Une science wikifiée ou « githubisée » ?

Un tel projet s’approche de l’idée d’une « science wikifiée », sans toutefois complètement lui correspondre. En effet, une plateforme comme Wikisource dans laquelle les articles seront copiés a pour fonction de constituer une bibliothèque de textes de référence, mais elle n’est pas en elle-même une interface destinée à écrire collaborativement les textes. Cela signifie que les articles scientifiques importés sur Wikisource n’auront pas vocation à être modifiés, enrichis et prolongés, à l’image des articles de l’encyclopédie Wikipédia eux-mêmes.

Pour libérer pleinement le potentiel de l’Open Source, peut-être faut-il en défintive que la Science soit davantage « githubisée » que wikifié ». C’est l’idée défendue dans cet excellent article publié sur Slate en juillet dernier : « L’Open Source n’a pas (encore) révolutionné la science« . L’auteur (Lily Hay Newman) explique qu’il manque encore dans le domaine scientifique un site qui remplirait le même office que Github en matière de logiciels, en permettant la contribution de communautés à des projets. L’article pointe notamment l’importance de la gestion des versions et de la traçabilité des contributions. Il insiste aussi sur le fait que l’enjeu ne ne situe plus seulement au niveau des articles scientifiques, mais peut-être aussi surtout à celui des données de la recherche.

Plusieurs projets comme Synapse, Figshare, Authorea ou Dataverse sont en cours de développement et cherchent à mettre en place des architectures de production collaborative du savoir scientifique. La question des modèles économiques et de la gouvernance de ces plateformes reste cependant posée et c’est un point à propos duquel il convient d’être extrêmement vigilant pour éviter la reconstitution d’enclosures sur le savoir scientifique. En la matière, il est certain que les projets Wikimédia offrent des garanties importantes, étant donné leurs règles de fonctionnement et leur mode de financement.

***

On perçoit donc une profonde recomposition en cours du champ du libre accès aux productions de la recherche et il est certain dans un tel contexte que le lien avec les licences libres est fondamental pour l’accomplissement des promesses de l’Open Science.


11 réflexions sur “La wikification de la Science comme nouvel horizon pour l’Open Access ?

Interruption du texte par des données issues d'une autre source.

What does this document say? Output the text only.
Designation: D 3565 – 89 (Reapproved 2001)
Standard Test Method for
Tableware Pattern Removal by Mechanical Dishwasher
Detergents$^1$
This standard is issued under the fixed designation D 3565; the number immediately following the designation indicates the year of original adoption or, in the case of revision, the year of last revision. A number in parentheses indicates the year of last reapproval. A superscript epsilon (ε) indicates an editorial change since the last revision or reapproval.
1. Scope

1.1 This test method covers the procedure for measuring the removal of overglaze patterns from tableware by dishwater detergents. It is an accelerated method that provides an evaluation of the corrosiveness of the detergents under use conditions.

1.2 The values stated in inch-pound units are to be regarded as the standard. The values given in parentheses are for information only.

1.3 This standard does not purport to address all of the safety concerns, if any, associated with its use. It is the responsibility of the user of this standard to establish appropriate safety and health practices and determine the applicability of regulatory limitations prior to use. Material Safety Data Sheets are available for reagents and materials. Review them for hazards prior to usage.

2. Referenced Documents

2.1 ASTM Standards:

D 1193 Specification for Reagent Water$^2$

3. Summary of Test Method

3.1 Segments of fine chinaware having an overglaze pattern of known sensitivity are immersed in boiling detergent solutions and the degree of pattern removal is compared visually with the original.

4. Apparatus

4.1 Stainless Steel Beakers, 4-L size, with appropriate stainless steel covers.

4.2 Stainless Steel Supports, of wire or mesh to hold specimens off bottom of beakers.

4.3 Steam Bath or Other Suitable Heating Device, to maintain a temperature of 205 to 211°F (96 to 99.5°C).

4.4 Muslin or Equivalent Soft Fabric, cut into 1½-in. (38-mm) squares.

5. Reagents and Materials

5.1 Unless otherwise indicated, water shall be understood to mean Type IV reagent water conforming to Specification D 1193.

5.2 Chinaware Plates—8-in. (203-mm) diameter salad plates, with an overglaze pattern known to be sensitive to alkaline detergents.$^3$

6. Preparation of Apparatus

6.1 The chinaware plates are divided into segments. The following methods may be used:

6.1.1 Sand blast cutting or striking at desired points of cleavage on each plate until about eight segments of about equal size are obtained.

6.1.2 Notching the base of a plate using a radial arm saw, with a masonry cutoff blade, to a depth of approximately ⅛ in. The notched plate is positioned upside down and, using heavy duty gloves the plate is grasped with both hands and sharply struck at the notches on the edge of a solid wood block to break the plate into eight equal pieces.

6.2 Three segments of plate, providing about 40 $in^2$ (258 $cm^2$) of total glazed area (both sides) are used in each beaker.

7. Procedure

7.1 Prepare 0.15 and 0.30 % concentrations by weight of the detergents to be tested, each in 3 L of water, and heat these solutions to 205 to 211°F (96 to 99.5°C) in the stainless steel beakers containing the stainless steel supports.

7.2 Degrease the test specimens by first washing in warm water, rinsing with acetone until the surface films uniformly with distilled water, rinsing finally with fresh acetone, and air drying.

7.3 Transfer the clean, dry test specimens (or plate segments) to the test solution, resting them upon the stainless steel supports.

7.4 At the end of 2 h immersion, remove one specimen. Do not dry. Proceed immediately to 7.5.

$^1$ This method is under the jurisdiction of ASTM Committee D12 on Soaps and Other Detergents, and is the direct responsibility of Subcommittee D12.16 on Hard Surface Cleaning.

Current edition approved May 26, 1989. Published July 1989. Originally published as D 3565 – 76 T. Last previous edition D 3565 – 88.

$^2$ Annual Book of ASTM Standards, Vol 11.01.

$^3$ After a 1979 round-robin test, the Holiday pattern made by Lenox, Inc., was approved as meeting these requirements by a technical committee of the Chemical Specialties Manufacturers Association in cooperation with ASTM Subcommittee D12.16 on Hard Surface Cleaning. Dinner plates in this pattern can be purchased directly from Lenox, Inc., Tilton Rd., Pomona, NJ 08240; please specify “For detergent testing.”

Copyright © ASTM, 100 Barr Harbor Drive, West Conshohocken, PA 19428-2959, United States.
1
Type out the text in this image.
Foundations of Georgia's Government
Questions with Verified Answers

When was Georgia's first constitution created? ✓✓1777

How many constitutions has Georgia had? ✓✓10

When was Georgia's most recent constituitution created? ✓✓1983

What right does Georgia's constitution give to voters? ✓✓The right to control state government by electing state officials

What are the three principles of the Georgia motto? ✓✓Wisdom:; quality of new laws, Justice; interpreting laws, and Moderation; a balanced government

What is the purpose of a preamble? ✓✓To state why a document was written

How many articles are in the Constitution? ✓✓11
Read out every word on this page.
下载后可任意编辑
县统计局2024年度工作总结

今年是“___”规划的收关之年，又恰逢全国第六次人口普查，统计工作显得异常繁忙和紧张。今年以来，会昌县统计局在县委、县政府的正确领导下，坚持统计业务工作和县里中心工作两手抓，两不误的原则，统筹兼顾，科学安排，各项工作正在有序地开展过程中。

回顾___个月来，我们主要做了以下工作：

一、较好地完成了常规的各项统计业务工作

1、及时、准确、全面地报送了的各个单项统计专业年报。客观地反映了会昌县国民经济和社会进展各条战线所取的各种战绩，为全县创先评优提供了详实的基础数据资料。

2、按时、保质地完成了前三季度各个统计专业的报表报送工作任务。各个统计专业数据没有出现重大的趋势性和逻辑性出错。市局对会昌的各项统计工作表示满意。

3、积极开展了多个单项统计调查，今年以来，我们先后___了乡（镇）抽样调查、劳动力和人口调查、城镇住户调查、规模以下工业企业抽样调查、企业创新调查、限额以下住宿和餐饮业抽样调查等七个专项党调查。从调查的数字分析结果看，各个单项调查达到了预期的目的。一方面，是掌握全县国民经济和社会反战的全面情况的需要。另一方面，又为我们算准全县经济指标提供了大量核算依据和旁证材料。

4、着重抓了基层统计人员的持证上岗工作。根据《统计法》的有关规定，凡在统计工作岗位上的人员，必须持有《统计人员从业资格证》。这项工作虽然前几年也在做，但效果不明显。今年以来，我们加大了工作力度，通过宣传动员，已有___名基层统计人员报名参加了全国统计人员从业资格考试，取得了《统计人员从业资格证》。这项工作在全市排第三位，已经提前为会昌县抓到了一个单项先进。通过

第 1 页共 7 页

  1. Aujourd’hui le monde scientifique « professionnel » utilise la reconnaissance des auteurs comme monnaie d’échange. (C’est difficile de parler de « la recherche » en général, car les communautés ont des pratiques très différentes, mais dans ce cas je n’ai pas entendu parler de contre-exemple). Qui a mis son nom sur un article est très important, c’est ce qui donne de la visibilité et constitue une carrière. Un chercheur ou une chercheuse qui réussit ne mesure pas son succès de manière financière, mais en réputation, à travers ses publications, ses étudiant-e-s (qui cherchent souvent les encadrants les plus réputés), etc. Enfin, un étudiant (stagiaire, thésard ou post-doc) qui n’a pas encore un poste de « vrai chercheur » a une chance d’obtenir un ticket de loterie pour le poste long terme si sa réputation, ses publications sont bonnes.

    Dans ce contexte la comparaison avec Wikipédia me semble difficile — pas impossible, mais en tout cas incompatible avec la pratique de la recherche aujourd’hui. Sur un article wikipédia, l’identité des auteurs est très peu mise en avant, la plupart des contributions sont noyées dans la masse et les articles avec un ou deux contributeurs majoritaires sont des articles moins centraux et moins lus de l’encyclopédie. Si la conséquence d’une forme de travail collaborative est une dilution de la valeur de la signature, cela ne s’intègre pas dans une économie de la reconnaissance.

    Au contraire, le développement de logiciel libre accorde aussi une place centrale à la reconnaissance, et offre de beaux rôles pour qu’une petite quantité d’acteurs soit perçue comme « centrale » au développement d’un logiciel (avec une longue traîne de contributeurs moins important). On peut être connu et reconnu comme *le* mainteneur de tel projet, ou un contributeur important de tel projet (Linus et ses lieutenants mainteneurs de sous-systèmes seraient un exemple). C’est un mode de travail collaboratif plus proche de la recherche scientifique aujourd’hui.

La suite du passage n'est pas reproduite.